Spot memory prices on RAM have been going up.
How can this be when the overall market is still in surplus, and the biggest markets are still flatlining?
Well, there are reasons and there are excuses.
The real reason why there may be a few less chips to go around is because Hynix is retooling.
The excuses are anything and everything the memory manufacturers think might fly. If memory manufacturers thought they could get higher prices by saying that Britney Spears was going DDR, and shortages loomed because all her fans would do the same, they’d try it.
In this one instance, we’re hearing babble about Intel boards needing DDR. Ever heard of the 845D and 845E and 845G? What do they use?
A variant on that is the likelihood Intel will go to officially rated 166MHz CPUs in the fall. OK, even assuming that’s true, that will be only be true for the high-end, high-priced low-selling Intel PIVs at that time, and even if there are shortages of DDR333; it hardly should affect the whole line.
No, this is just the short hairs approach to selling.

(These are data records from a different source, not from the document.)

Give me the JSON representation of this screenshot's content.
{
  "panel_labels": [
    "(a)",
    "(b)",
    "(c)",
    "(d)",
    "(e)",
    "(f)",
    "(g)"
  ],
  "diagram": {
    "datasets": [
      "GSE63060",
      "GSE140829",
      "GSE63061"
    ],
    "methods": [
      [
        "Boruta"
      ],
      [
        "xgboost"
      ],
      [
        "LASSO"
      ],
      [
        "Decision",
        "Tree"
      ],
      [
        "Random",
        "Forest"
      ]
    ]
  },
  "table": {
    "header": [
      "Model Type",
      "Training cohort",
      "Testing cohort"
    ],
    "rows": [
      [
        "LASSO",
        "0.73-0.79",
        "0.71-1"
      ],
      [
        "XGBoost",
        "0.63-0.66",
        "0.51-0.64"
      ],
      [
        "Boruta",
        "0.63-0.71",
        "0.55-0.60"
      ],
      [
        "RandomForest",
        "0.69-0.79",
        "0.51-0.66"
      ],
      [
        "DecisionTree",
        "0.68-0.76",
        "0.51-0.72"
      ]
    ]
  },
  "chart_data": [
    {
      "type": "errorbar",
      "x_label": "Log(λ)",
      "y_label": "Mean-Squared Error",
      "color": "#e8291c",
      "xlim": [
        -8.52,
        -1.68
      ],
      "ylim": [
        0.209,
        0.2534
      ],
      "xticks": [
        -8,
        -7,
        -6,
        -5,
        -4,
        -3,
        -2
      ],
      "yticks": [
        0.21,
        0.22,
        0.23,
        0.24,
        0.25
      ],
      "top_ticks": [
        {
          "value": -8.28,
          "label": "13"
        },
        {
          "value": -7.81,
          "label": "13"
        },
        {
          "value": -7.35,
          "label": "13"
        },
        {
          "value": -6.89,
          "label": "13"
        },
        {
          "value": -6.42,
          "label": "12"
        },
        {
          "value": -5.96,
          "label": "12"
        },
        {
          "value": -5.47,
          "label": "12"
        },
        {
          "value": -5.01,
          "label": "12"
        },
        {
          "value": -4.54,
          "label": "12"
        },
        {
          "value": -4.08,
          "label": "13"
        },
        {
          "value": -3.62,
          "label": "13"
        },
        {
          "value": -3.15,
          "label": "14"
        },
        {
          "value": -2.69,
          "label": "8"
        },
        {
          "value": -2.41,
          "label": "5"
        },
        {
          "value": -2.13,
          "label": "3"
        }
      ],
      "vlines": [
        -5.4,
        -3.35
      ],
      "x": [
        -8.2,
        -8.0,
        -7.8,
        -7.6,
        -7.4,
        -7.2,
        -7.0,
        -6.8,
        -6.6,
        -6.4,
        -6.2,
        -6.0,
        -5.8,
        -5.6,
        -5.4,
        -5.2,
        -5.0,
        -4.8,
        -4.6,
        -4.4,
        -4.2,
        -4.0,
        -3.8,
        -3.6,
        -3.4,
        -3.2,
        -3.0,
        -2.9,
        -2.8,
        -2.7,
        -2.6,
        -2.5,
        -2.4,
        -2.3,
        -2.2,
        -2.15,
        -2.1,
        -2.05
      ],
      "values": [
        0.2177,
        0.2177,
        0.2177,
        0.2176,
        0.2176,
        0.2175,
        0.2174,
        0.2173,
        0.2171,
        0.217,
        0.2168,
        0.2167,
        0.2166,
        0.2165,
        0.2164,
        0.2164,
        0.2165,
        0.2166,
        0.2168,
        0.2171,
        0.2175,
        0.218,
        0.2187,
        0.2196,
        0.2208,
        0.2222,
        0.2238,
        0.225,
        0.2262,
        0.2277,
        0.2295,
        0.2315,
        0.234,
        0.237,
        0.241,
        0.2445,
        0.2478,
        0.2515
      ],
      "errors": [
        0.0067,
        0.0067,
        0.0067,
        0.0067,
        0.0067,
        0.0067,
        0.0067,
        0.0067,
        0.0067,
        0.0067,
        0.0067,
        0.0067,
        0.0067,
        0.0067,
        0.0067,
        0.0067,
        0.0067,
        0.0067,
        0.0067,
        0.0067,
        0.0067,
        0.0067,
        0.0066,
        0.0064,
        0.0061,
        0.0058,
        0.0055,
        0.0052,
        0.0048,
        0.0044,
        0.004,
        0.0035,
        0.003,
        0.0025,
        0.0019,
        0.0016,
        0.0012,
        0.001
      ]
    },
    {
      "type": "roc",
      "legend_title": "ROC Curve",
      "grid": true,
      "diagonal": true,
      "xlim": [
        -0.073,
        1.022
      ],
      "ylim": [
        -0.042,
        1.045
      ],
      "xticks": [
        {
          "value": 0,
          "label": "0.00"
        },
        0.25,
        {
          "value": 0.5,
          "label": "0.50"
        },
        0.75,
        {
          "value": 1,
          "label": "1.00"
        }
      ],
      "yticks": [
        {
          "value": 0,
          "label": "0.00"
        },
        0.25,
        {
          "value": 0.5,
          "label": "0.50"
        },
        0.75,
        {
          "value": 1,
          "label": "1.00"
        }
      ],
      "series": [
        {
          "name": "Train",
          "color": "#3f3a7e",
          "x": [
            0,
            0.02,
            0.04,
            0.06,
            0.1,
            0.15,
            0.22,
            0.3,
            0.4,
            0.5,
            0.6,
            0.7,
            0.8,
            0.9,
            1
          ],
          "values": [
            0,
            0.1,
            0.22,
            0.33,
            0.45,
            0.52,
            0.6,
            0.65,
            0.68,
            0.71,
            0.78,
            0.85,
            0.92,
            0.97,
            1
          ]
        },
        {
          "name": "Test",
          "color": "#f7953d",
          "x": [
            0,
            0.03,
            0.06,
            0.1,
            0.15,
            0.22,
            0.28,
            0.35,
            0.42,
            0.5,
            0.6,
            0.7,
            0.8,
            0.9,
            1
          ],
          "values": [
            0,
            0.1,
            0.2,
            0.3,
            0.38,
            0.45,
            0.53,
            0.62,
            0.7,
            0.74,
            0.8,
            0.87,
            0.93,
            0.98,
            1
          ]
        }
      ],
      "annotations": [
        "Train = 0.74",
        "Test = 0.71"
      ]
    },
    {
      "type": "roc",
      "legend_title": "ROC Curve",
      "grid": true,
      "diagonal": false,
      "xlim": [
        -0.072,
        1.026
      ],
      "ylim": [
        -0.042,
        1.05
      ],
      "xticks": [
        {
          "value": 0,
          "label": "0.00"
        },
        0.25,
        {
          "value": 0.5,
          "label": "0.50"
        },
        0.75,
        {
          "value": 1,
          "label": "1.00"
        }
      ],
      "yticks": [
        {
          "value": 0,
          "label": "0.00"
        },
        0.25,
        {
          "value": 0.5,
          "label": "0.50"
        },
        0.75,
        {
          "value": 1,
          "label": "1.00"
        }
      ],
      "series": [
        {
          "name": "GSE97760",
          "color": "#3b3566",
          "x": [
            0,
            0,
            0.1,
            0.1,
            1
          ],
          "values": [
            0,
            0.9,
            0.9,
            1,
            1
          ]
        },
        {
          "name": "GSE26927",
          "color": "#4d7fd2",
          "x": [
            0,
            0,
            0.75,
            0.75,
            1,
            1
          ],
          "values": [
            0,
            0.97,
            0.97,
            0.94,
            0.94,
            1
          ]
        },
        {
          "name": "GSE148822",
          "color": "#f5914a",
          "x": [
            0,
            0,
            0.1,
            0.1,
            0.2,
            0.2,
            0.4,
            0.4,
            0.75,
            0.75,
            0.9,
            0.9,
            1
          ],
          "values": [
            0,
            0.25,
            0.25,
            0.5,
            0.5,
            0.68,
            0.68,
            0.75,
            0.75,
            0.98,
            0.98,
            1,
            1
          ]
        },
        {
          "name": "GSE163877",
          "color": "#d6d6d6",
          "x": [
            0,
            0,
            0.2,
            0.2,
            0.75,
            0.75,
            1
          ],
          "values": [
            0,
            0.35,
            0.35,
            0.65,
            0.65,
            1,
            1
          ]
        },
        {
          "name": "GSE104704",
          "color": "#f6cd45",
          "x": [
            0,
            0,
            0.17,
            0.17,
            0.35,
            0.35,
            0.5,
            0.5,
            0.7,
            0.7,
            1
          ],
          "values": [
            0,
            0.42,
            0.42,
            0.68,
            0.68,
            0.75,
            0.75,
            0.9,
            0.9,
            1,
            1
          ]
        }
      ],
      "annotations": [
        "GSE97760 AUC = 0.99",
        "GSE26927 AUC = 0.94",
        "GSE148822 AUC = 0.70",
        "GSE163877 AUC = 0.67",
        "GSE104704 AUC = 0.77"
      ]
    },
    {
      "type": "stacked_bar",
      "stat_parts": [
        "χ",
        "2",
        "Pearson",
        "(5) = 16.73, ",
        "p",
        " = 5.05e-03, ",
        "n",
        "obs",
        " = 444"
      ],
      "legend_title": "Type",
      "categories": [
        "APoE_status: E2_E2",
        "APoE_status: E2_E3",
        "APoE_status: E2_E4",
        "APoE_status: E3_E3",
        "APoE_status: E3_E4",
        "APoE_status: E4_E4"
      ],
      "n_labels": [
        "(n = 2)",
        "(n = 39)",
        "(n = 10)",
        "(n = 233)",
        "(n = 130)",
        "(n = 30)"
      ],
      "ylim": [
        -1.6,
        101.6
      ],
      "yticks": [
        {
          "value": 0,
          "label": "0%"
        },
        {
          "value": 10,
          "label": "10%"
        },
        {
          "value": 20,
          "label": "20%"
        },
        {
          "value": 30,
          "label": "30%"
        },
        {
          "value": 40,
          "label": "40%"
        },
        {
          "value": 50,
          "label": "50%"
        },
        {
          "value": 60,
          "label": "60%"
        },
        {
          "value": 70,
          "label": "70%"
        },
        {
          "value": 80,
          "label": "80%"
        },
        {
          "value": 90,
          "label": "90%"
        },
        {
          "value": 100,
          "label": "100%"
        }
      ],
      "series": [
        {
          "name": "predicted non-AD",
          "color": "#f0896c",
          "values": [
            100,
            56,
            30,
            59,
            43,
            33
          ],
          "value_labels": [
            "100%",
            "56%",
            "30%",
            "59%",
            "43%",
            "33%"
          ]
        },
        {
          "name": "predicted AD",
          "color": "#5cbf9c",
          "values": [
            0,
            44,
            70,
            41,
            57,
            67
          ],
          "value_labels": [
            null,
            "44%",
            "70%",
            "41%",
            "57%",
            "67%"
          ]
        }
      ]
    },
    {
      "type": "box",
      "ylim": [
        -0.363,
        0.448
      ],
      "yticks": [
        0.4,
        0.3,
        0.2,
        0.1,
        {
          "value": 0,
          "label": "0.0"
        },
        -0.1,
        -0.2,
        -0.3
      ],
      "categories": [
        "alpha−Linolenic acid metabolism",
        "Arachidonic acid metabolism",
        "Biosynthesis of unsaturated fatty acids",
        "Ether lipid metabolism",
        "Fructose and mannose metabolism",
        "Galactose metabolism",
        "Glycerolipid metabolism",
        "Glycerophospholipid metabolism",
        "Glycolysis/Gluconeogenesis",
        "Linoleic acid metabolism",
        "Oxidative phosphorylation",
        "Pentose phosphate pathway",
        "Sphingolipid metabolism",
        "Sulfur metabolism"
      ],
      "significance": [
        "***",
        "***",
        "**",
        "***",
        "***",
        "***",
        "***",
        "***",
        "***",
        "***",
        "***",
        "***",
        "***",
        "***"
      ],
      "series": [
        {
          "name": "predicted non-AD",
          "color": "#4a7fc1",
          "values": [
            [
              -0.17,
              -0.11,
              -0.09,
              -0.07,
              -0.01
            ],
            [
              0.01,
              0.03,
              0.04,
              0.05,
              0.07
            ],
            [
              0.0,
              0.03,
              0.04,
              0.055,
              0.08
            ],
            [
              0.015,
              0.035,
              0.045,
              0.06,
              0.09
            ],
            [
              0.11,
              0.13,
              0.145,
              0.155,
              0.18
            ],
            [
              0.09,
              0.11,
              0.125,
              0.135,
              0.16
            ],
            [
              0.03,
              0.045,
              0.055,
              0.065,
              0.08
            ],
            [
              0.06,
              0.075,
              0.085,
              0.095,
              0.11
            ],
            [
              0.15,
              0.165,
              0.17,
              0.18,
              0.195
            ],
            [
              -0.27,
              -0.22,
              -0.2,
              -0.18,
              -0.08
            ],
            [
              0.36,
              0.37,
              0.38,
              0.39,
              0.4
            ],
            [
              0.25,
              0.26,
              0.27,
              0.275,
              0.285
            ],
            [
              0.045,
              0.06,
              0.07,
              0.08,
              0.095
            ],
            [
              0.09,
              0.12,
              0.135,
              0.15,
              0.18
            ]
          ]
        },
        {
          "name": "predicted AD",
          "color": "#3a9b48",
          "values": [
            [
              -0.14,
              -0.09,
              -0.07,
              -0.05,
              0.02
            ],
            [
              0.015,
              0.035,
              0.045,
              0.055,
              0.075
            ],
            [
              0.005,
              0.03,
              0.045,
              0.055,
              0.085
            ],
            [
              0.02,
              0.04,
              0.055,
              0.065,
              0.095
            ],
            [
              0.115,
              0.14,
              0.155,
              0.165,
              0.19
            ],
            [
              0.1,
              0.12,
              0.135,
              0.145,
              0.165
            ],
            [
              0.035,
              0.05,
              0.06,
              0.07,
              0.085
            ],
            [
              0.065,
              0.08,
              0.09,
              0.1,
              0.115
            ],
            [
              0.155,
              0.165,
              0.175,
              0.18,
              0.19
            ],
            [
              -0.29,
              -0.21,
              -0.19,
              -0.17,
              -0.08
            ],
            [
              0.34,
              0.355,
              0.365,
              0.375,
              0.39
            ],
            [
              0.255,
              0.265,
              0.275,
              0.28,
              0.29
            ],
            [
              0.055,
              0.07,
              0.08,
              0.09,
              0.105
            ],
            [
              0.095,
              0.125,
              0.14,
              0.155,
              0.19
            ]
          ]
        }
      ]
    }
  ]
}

Getting You Where They Want You
PC sales follow a pattern. Most sales occur in the second half of the year, and they tend to bunch around back-to-school and Christmas sales.
The memory manufacturers know this, so when demand for their product increases due to these two chronological events, they want to get the highest price possible, since they have OEMs over a barrel.
To make a long story short, Dell can’t say, “Sorry, we can’t sell you a PC for school or Christmas because we won’t pay those prices for memory,” so they and other OEMs can’t play chicken with the memory manufacturers to the nth degree.
But you can.
Don’t Buy in Prime Time
Or, if you prefer, a baseball story.
In 1897, Wee Willie Keeler hit .432. When he was asked how he did it, he said, “Simple. I keep my eyes clear and I hit ’em where they ain’t.”
Well, I suggest to you, whenever possible, “Buy ’em when they ain’t.” Don’t buy at times when you’re effectively trying to outbid Dell and Hewlett Packard and every other OEMs when they really need what you want.
Patience, It’s Good for You
However, you can only do so if you refuse to be like everyone else. Given their cost, the number of PC purchases that are essentially impulse buys is astounding.
It’s like watching animals go into heat. People go for prolonged periods without giving the matter the slightest thought, then something happens, and suddenly they get all hot-and-bothered about it and must have it now. As you might have noticed in other areas of life, decisions made in the heat of passion often aren’t very good.
Now I don’t know about you, but I feel insulted by the presumption of the sales and marketing teams that I’m this half-crazed animal whose passion for gratification leaves me wide open to be manipulated and twisted like a pretzel by them. Unfortunately, I also know that it’s done for a very simple reason: it works.
However, just because it works on others doesn’t mean it has to work on me. Nor you.
To separate yourself from the stampeding herd does take a little planning, and a little discipline and patience, though. These are often treated like bad words these days. I’ve literally had people write me to say that.
To me, these are good words, very good words. To me, it’s the difference between being a man or being sheep. Who really runs your life, you or a succession of marketeers?
Yes, it’s hard, very hard sometimes when you are swamped with messages to the contrary, messages that tell you how cool or important or great you’ll be if you just buy something. You won’t be. These folks just want your money and are trying to wheedle money out of the sheep with meaningless ass-kissing.
Learning how to say “No” to them, and, more importantly, to the little gremlins inside you allied to them, is critical and essential to taking charge of your life.
Isn’t This A Little Overboard?
OK, when you’re on your deathbed, and somebody asks you about your biggest regrets in life, paying $25 too much for a memory stick in 2002 is probably not going to be one of them. 🙂 The individual event is trivial.
The problem is not paying too much here and there, or buying things you don’t really need now and then. The real problem is when it becomes a lifestyle, when you literally become an open wallet to anybody who can make you feel good for a little while.
Then it becomes a matter of “Whose life is it, anyway?”